A claim followed thereafter, issued by Oyster against MSC in negligent misstatement, and negligence simpliciter. MSC sought to strike out both claims on the basis that they had no hope of success.

Negligent misstatement

The key elements in a negligent misstatement cause of action are a false and misleading statement:

Made in circumstances where a duty of care is owed to the plaintiff.

Reasonable reliance on the statement by the plaintiff.

Resulting in loss to the plaintiff.

MSC argued that the facts were not capable of establishing a duty of care.

The court ruled that the test it must apply in determining whether the claim should be struck out is whether it is satisfied that the cause of action cannot succeed because the facts cannot ground a duty of care.

The court ruled on the evidence before it, that Oyster’s reliance on the reports of MSC was not so sufficiently unforeseeable to negate any possibility of a duty at this stage.

Commercial buildings are bought and sold, earthquake strength is an important factor, and these reports will be of interest to potential purchasers.

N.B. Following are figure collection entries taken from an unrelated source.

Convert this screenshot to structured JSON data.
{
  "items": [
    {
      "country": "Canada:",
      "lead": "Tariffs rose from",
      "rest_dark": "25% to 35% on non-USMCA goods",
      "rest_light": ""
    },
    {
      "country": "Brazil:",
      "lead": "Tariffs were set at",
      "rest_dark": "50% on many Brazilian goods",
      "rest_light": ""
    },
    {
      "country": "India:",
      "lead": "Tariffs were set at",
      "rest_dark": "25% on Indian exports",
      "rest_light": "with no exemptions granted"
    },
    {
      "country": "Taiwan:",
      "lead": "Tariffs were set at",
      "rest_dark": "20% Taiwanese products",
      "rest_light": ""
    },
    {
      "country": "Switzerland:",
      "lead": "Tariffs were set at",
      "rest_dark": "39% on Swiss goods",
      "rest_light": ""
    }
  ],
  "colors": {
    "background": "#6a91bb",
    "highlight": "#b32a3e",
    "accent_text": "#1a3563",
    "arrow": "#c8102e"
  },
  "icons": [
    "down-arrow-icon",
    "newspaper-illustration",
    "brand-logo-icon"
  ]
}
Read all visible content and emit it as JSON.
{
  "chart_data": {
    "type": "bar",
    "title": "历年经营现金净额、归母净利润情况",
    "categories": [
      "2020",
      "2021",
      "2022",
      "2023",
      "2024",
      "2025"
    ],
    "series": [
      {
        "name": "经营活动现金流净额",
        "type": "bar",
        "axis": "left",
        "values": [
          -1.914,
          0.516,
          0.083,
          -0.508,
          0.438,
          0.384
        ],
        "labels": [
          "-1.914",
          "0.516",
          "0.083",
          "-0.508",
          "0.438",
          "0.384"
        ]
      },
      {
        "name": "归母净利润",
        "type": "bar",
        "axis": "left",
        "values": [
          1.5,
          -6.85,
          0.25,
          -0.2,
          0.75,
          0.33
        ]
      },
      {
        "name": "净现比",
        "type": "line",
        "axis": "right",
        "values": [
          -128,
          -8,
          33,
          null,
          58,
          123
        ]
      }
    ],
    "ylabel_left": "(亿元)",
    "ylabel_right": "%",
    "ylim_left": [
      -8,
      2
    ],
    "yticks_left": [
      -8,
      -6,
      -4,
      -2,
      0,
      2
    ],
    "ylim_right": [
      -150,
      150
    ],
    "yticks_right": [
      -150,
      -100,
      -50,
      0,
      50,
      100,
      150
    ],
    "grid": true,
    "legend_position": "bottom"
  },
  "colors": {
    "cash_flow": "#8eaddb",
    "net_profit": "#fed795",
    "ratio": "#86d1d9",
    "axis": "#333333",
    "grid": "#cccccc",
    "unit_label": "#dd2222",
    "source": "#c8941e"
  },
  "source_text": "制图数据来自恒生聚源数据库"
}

It ruled that a trial was necessary to fully determine questions of proximity. Furthermore, it considered the limitation clause restricting the report’s application, as ambiguous.  

Negligence simpliciter

In terms of striking out the negligence cause of action, MSC relied upon a limitation defence, namely section 393 of the Building Act 2004, which bars claims being brought for acts or omissions committed more than 10 years before the action was brought.

MSC argued that the engineering work where the error had occurred originated in 2004 and, whilst the 2012 reports replicated the same work, the limitation period continued to run from the original act or omission in 2004.

The court ruled that reports were not deemed to be a continuation of the original work. The claim in negligence was deemed to be statute barred.

To note

As regards the negligence cause of action, there appeared to be a further argument available to Oyster, that the 2014 reports involved new acts or omissions, triggering a further 10-years’ worth of limitation period from this point. It is not clear whether this was argued in or considered by the High Court.

Note: This article is not intended to be legal advice (nor a substitute for legal advice). No responsibility or liability is accepted by Legal Vision or Building Today to anyone who relies on the information contained in this article.